O reconhecimento familiar do problema, assumindo-se como pai ou mãe de um agressor pode ser difícil. “Os agressores são todos órfãos de pais vivos”, costuma dizer Luís Fernandes. Mas há cada vez mais famílias a fazer esse “mea culpa” e a querer parar de imediato a situação.

Em 2021, o Observatório Nacional do Bullying da Associação Plano i registou 82 denúncias de bullying. Uma em cada três pessoas que fazem as denúncias são encarregadas de educação das vítimas ou ex-vítimas. Na quase totalidade das situações, vítimas e agressores frequentavam a mesma escola, sendo a violência psicológica a mais comum. O aspeto físico e os resultados académicos são os motivos mais comuns na escolha da vítima.

Mas, para eliminar de todo esta realidade, não basta olhar apenas para o lado das vítimas, diz Luís Fernandes: “Devemos olhar para o fenómeno na sua perspetiva total, não esquecendo de envolver os agressores. Estes miúdos têm de ser trabalhados”.

Pais devem procurar entender os motivos do filho e não apontar o dedo (Getty Images)

A importância do apoio psicológico (e da conversa em casa)

Há cada vez mais famílias a tomar consciência de que os seus filhos são agressores e a pedir apoio especializado. Aos consultórios dos psicólogos chegam muitos desses casos. “Os pais já têm outra postura, em que procuram resolver o problema. Porque o bully, tal como a vítima, está a reagir emocionalmente a qualquer coisa”, explica Nathalie Marques, psicóloga infanto-juvenil na Academia Transformar.

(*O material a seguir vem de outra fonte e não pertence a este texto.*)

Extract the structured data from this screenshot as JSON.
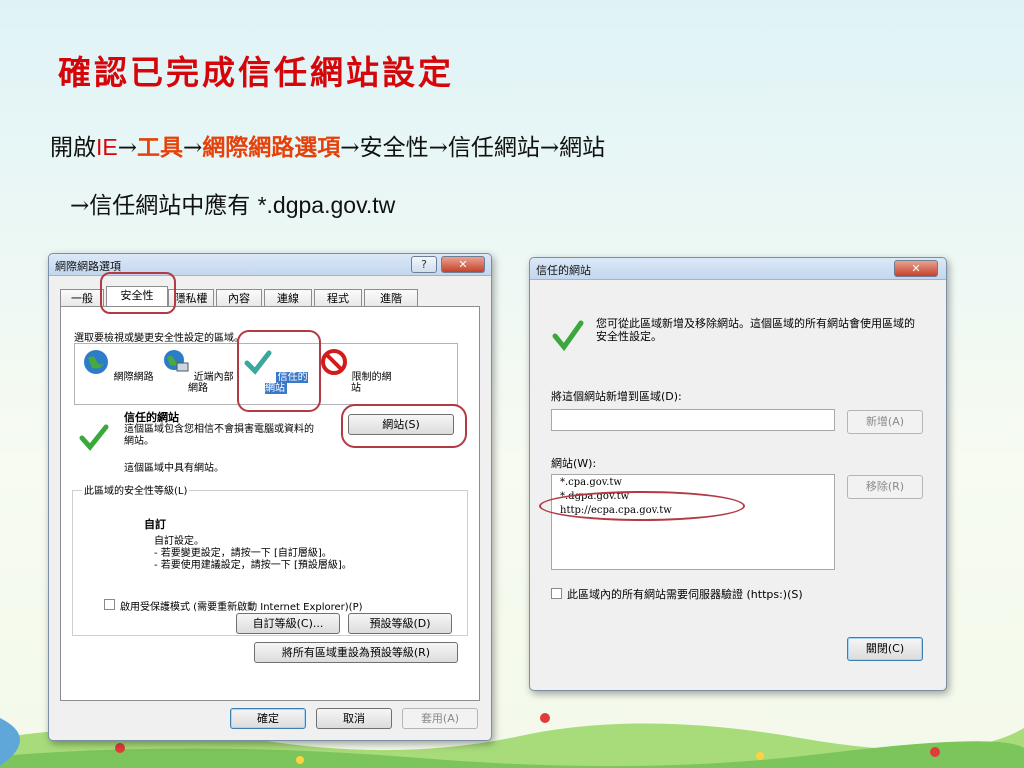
{
  "slide": {
    "title": "確認已完成信任網站設定",
    "path": {
      "open": "開啟",
      "ie": "IE",
      "arrow": "→",
      "tools": "工具",
      "internet_options": "網際網路選項",
      "security": "安全性",
      "trusted_sites": "信任網站",
      "sites": "網站",
      "line2_prefix": "信任網站中應有 ",
      "line2_value": "*.dgpa.gov.tw"
    }
  },
  "internet_options": {
    "title": "網際網路選項",
    "help_glyph": "?",
    "close_glyph": "✕",
    "tabs": [
      "一般",
      "安全性",
      "隱私權",
      "內容",
      "連線",
      "程式",
      "進階"
    ],
    "zone_prompt": "選取要檢視或變更安全性設定的區域。",
    "zones": [
      "網際網路",
      "近端內部網路",
      "信任的網站",
      "限制的網站"
    ],
    "zone_title": "信任的網站",
    "zone_desc": "這個區域包含您相信不會損害電腦或資料的網站。",
    "zone_note": "這個區域中具有網站。",
    "sites_button": "網站(S)",
    "security_level_label": "此區域的安全性等級(L)",
    "custom_title": "自訂",
    "custom_line1": "自訂設定。",
    "custom_line2": "- 若要變更設定，請按一下 [自訂層級]。",
    "custom_line3": "- 若要使用建議設定，請按一下 [預設層級]。",
    "protected_mode": "啟用受保護模式 (需要重新啟動 Internet Explorer)(P)",
    "custom_level_button": "自訂等級(C)...",
    "default_level_button": "預設等級(D)",
    "reset_all_button": "將所有區域重設為預設等級(R)",
    "ok_button": "確定",
    "cancel_button": "取消",
    "apply_button": "套用(A)"
  },
  "trusted_sites": {
    "title": "信任的網站",
    "close_glyph": "✕",
    "info": "您可從此區域新增及移除網站。這個區域的所有網站會使用區域的安全性設定。",
    "add_label": "將這個網站新增到區域(D):",
    "add_value": "",
    "add_button": "新增(A)",
    "websites_label": "網站(W):",
    "websites": [
      "*.cpa.gov.tw",
      "*.dgpa.gov.tw",
      "http://ecpa.cpa.gov.tw"
    ],
    "remove_button": "移除(R)",
    "https_label": "此區域內的所有網站需要伺服器驗證 (https:)(S)",
    "close_button": "關閉(C)"
  },
  "colors": {
    "title_red": "#d4060a",
    "option_orange": "#e5410b",
    "callout": "#b23a44",
    "check_green": "#3aa83a"
  }
}
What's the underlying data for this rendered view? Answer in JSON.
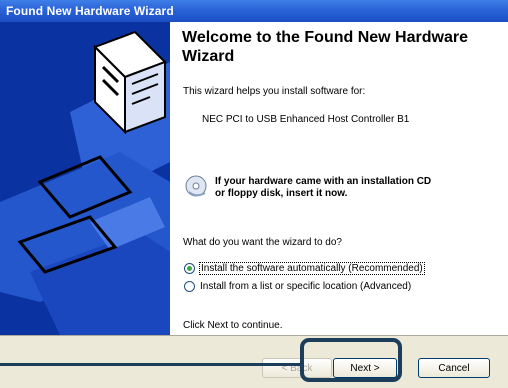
{
  "window": {
    "title": "Found New Hardware Wizard"
  },
  "main": {
    "heading": "Welcome to the Found New Hardware Wizard",
    "intro": "This wizard helps you install software for:",
    "device": "NEC PCI to USB Enhanced Host Controller B1",
    "cd_notice_line1": "If your hardware came with an installation CD",
    "cd_notice_line2": "or floppy disk, insert it now.",
    "question": "What do you want the wizard to do?",
    "options": [
      {
        "label": "Install the software automatically (Recommended)",
        "selected": true
      },
      {
        "label": "Install from a list or specific location (Advanced)",
        "selected": false
      }
    ],
    "continue_hint": "Click Next to continue."
  },
  "buttons": {
    "back": "< Back",
    "next": "Next >",
    "cancel": "Cancel"
  },
  "icons": {
    "side_graphic": "hardware-box-icon",
    "cd": "cd-disk-icon"
  },
  "colors": {
    "title_bar": "#2a62d8",
    "side_panel": "#0a32a0",
    "callout": "#1d3e5a",
    "radio_selected": "#3fa83a"
  }
}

Segundo a especialista, os comportamentos agressivos nascem sobretudo como uma reação ao ambiente familiar. “São formas de exteriorizar as emoções menos positivas, até porque não lhes foi ensinado a fazer essa gestão emocional”, acrescenta. Por isso, desvalorizar essas situações é também desvalorizar problemas mais profundos em casa.

Normalmente, os pais dão conta de que o filho é bully porque lhes chega uma queixa da escola. Uma prova de que a comunicação, no seio da família, poderá não ser a melhor – e algo que poderá estar na origem do próprio comportamento.

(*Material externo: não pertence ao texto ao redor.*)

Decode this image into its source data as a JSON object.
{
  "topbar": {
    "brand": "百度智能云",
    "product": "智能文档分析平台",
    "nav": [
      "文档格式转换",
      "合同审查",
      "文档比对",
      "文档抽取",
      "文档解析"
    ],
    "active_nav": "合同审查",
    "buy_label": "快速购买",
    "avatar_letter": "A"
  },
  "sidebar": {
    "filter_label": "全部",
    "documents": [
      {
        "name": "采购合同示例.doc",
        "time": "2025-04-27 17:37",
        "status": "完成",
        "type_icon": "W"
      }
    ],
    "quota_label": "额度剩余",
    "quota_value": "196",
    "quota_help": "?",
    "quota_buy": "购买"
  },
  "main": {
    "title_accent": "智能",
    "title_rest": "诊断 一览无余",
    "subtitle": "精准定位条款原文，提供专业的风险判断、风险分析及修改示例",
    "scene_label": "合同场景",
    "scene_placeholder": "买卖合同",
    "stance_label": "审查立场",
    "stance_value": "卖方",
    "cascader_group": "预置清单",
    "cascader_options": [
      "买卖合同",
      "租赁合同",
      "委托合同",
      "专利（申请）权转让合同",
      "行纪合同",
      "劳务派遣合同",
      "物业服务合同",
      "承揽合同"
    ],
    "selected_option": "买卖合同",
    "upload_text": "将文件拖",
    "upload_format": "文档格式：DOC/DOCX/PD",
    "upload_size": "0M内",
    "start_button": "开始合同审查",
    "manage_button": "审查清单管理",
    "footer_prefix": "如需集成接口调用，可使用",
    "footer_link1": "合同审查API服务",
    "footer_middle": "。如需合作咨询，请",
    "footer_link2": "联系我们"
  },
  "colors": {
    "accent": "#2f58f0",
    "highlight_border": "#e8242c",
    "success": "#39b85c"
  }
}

O acompanhamento psicológico, garante, permite inverter a situação. “Por norma, o que um bully quer é uma atenção sobre as necessidades dele. O processo terapêutico passa por tentar perceber o que leva ao comportamento. O tom nunca pode ser de julgamento. É de entendimento, de compreensão”, descreve.

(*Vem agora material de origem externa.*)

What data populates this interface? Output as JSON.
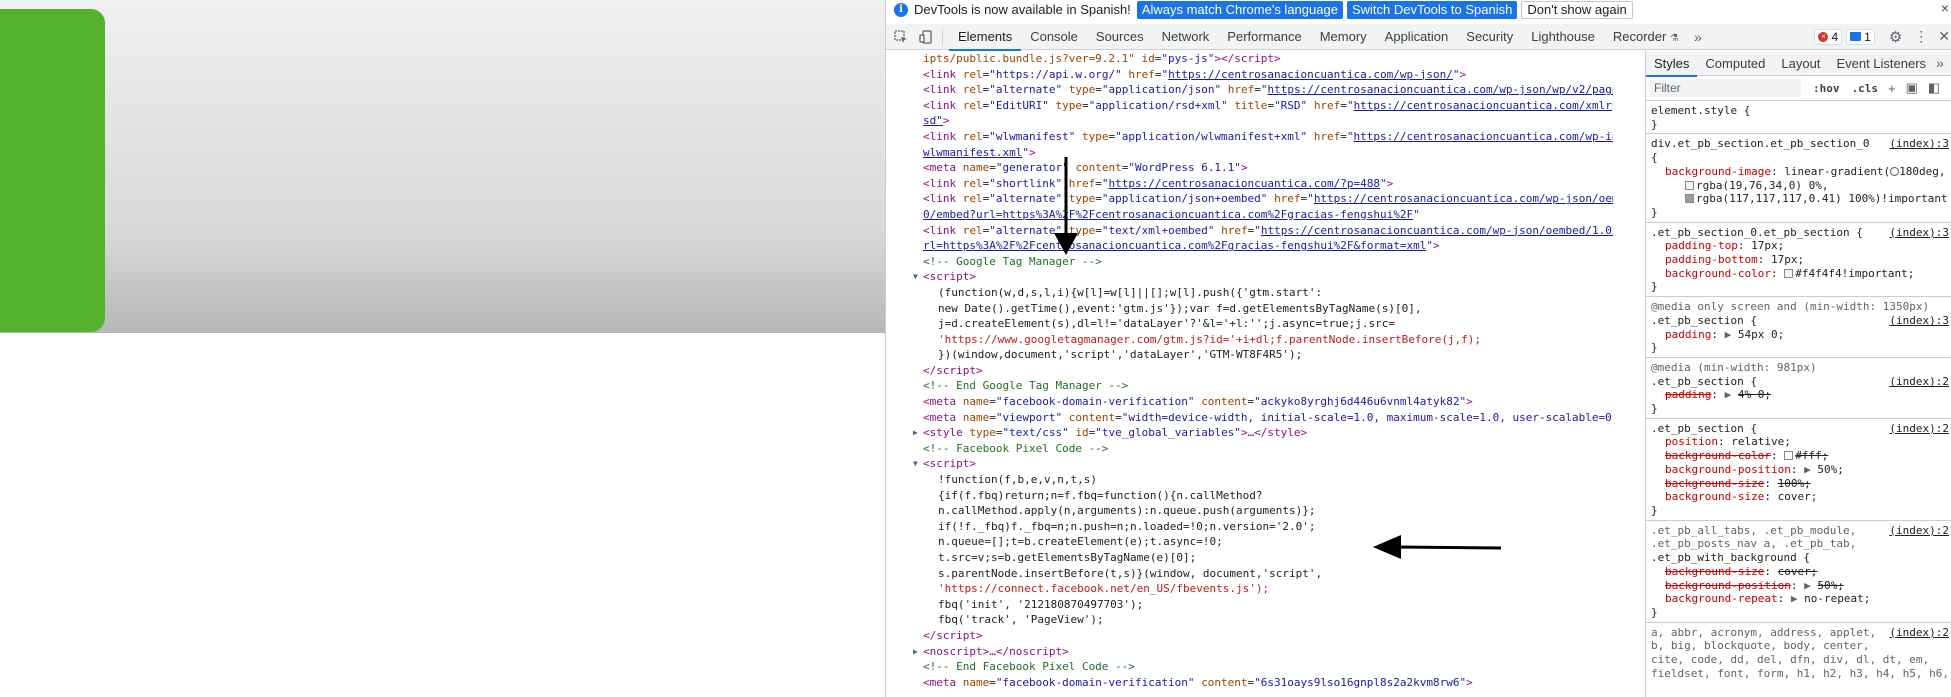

Para as famílias com baixos recursos, para quem o apoio profissional poderá estar vedado, deixa estratégias simples que podem ser adotadas: promover uma postura de conversa aberta entre todos os membros da família, refletir sobre os valores que querem transmitir e a forma como o discurso parental está alinhado com essa vontade e, por fim, recorrer ao aconselhamento parental junto de associações e organizações que trabalham nesta área de combate ao bullying.

Isolamento é uma das condições que favorece as situações de agressão (Getty Images)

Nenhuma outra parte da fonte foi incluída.